Friday, September 25, 2009

Honestly

A few days ago I was told my writing was honest. Honest and hilarious. Well maybe I am exaggerating the second H. Yeah, I definitely am.
Hmmm… maybe I should push that further and bust myself out a little.
Sure, I’ll do that.


The weekend before last I went on a quest to find a waterfall. (If I could properly format a footnote, I would tell you that I have become such a victim to commercial branding that I accidently spelled quest – qwest. Thank goodness for spell-check … that would have been embarrassing).


On that quest (with a u) I found the Hidden Falls. I had my camera with me. I clicked off a round of photos. When it came to writing about that venture … I had reservations about including the picture of the falls themselves. So I’ll do that now:




 That was my reward for all that work! A trickle from a storm drain! The writing was still honest. I really did leave happier having found it. The water droplets did not bum me out in the least. I kicked the shit out of that waterfall!


But why didn’t I wear my victory proudly and share the image of conquer? Symbolic like Rosenthal’s image of the American flag rising over Iwo Jima. Ok, not like that. Really, not at all like that.
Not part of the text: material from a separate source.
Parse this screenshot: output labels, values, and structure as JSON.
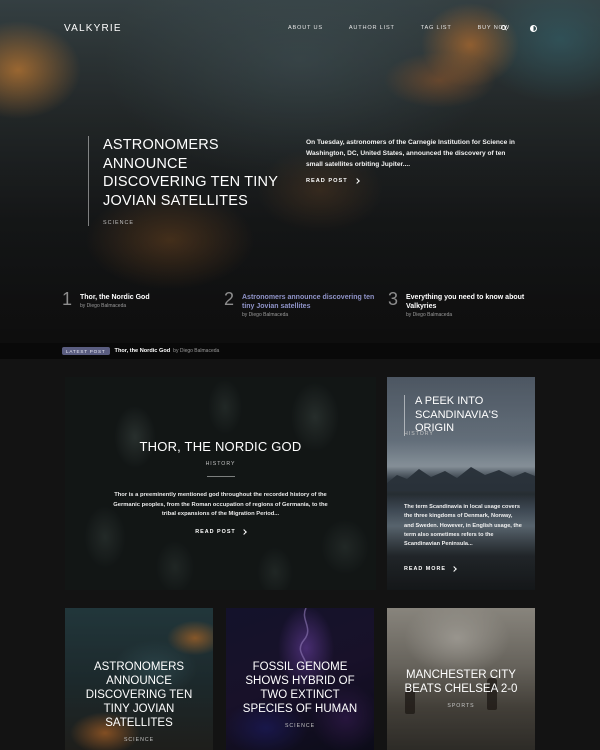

Still, something kept me from posting that photo.

I think it was this:

The language and emotion in that entry hung grandiose and triumphant. I couldn’t follow up my emotional merriment with a picture of a dying waterfall. Maybe I thought it looked like a contradiction in my writing. That my words painted a different picture than the reality of the water. I could have thought people would be unimpressed by my quest. I definitely thought the thing just didn’t photograph well.


I post it now to say … fuck all of you. I’m just a simple girl that can find happiness in a storm drain.




Post Script – Carrying on tradition by accident. Sunday while kayaking with my mom, we paddled alongside a man-made falls. I won’t have time for water play this weekend, but may find myself there on Monday. That’s my wet dream at least.